On Thursday, 20 November 2014 at 20:17:15 UTC, deadalnix wrote:
On Thursday, 20 November 2014 at 15:55:21 UTC, H. S. Teoh via
Digitalmars-d wrote:
Using unsigned types for array length doesn't necessarily lead to subtle bugs, if the language was stricter about mixing signed and unsigned
values.


Yes, I think that this is the real issue.

Thirded.

Array lengths are always non-negative integers. This is axiomatic. But the subtraction thing keeps coming up in this thread; what to do?

There's probably something fundamentally wrong with this and I'll probably be called an idiot by both "sides", but my gut feeling is that if expressions with subtraction simply returned a signed type by default, much of the problem would disappear. It doesn't catch everything and stuff like:

uint x = 2;
uint y = 4;
uint z = x - y;

...is still going to overflow, but maybe you know what you're doing?
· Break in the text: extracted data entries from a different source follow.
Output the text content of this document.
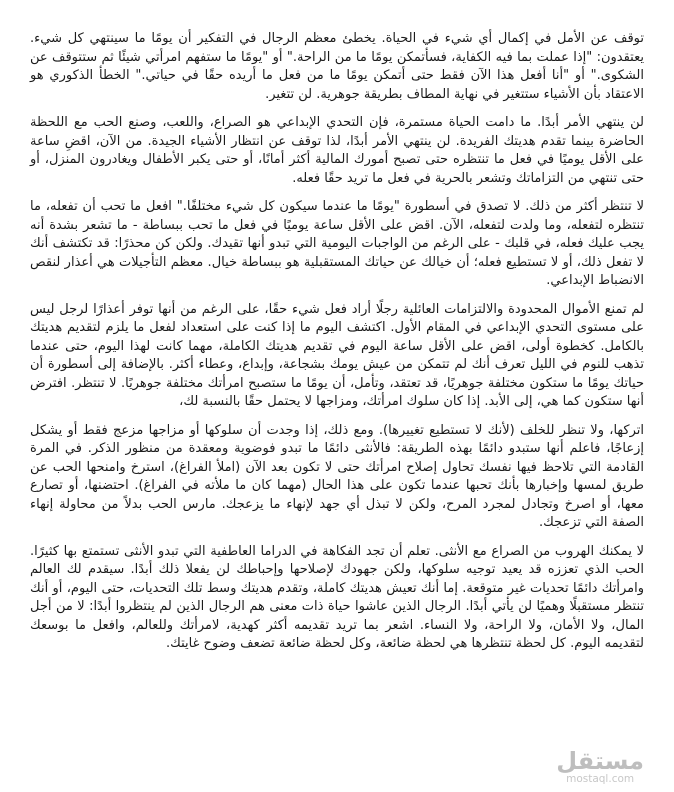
توقف عن الأمل في إكمال أي شيء في الحياة. يخطئ معظم الرجال في التفكير أن يومًا ما سينتهي كل شيء. يعتقدون: "إذا عملت بما فيه الكفاية، فسأتمكن يومًا ما من الراحة." أو "يومًا ما ستفهم امرأتي شيئًا ثم ستتوقف عن الشكوى." أو "أنا أفعل هذا الآن فقط حتى أتمكن يومًا ما من فعل ما أريده حقًا في حياتي." الخطأ الذكوري هو الاعتقاد بأن الأشياء ستتغير في نهاية المطاف بطريقة جوهرية. لن تتغير.

لن ينتهي الأمر أبدًا. ما دامت الحياة مستمرة، فإن التحدي الإبداعي هو الصراع، واللعب، وصنع الحب مع اللحظة الحاضرة بينما تقدم هديتك الفريدة. لن ينتهي الأمر أبدًا، لذا توقف عن انتظار الأشياء الجيدة. من الآن، اقضِ ساعة على الأقل يوميًا في فعل ما تنتظره حتى تصبح أمورك المالية أكثر أمانًا، أو حتى يكبر الأطفال ويغادرون المنزل، أو حتى تنتهي من التزاماتك وتشعر بالحرية في فعل ما تريد حقًا فعله.

لا تنتظر أكثر من ذلك. لا تصدق في أسطورة "يومًا ما عندما سيكون كل شيء مختلفًا." افعل ما تحب أن تفعله، ما تنتظره لتفعله، وما ولدت لتفعله، الآن. اقض على الأقل ساعة يوميًا في فعل ما تحب ببساطة - ما تشعر بشدة أنه يجب عليك فعله، في قلبك - على الرغم من الواجبات اليومية التي تبدو أنها تقيدك. ولكن كن محذرًا: قد تكتشف أنك لا تفعل ذلك، أو لا تستطيع فعله؛ أن خيالك عن حياتك المستقبلية هو ببساطة خيال. معظم التأجيلات هي أعذار لنقص الانضباط الإبداعي.

لم تمنع الأموال المحدودة والالتزامات العائلية رجلًا أراد فعل شيء حقًا، على الرغم من أنها توفر أعذارًا لرجل ليس على مستوى التحدي الإبداعي في المقام الأول. اكتشف اليوم ما إذا كنت على استعداد لفعل ما يلزم لتقديم هديتك بالكامل. كخطوة أولى، اقض على الأقل ساعة اليوم في تقديم هديتك الكاملة، مهما كانت لهذا اليوم، حتى عندما تذهب للنوم في الليل تعرف أنك لم تتمكن من عيش يومك بشجاعة، وإبداع، وعطاء أكثر. بالإضافة إلى أسطورة أن حياتك يومًا ما ستكون مختلفة جوهريًا، قد تعتقد، وتأمل، أن يومًا ما ستصبح امرأتك مختلفة جوهريًا. لا تنتظر. افترض أنها ستكون كما هي، إلى الأبد. إذا كان سلوك امرأتك، ومزاجها لا يحتمل حقًا بالنسبة لك،

اتركها، ولا تنظر للخلف (لأنك لا تستطيع تغييرها). ومع ذلك، إذا وجدت أن سلوكها أو مزاجها مزعج فقط أو يشكل إزعاجًا، فاعلم أنها ستبدو دائمًا بهذه الطريقة: فالأنثى دائمًا ما تبدو فوضوية ومعقدة من منظور الذكر. في المرة القادمة التي تلاحظ فيها نفسك تحاول إصلاح امرأتك حتى لا تكون بعد الآن (املأ الفراغ)، استرخ وامنحها الحب عن طريق لمسها وإخبارها بأنك تحبها عندما تكون على هذا الحال (مهما كان ما ملأته في الفراغ). احتضنها، أو تصارع معها، أو اصرخ وتجادل لمجرد المرح، ولكن لا تبذل أي جهد لإنهاء ما يزعجك. مارس الحب بدلاً من محاولة إنهاء الصفة التي تزعجك.

لا يمكنك الهروب من الصراع مع الأنثى. تعلم أن تجد الفكاهة في الدراما العاطفية التي تبدو الأنثى تستمتع بها كثيرًا. الحب الذي تعززه قد يعيد توجيه سلوكها، ولكن جهودك لإصلاحها وإحباطك لن يفعلا ذلك أبدًا. سيقدم لك العالم وامرأتك دائمًا تحديات غير متوقعة. إما أنك تعيش هديتك كاملة، وتقدم هديتك وسط تلك التحديات، حتى اليوم، أو أنك تنتظر مستقبلًا وهميًا لن يأتي أبدًا. الرجال الذين عاشوا حياة ذات معنى هم الرجال الذين لم ينتظروا أبدًا: لا من أجل المال، ولا الأمان، ولا الراحة، ولا النساء. اشعر بما تريد تقديمه أكثر كهدية، لامرأتك وللعالم، وافعل ما بوسعك لتقديمه اليوم. كل لحظة تنتظرها هي لحظة ضائعة، وكل لحظة ضائعة تضعف وضوح غايتك.

مستقل
mostaql.com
More importantly, changing it to auto z = x - y; actually works as expected for the majority of cases. (I'm actually on the fence re: pass/warn/error on mixing, but I _will_ note C's promotion rules have bitten me in the ass a few times and I have no particular love for them.)

-Wyatt

PS: I can't even believe how this thread has blown up, considering how it started.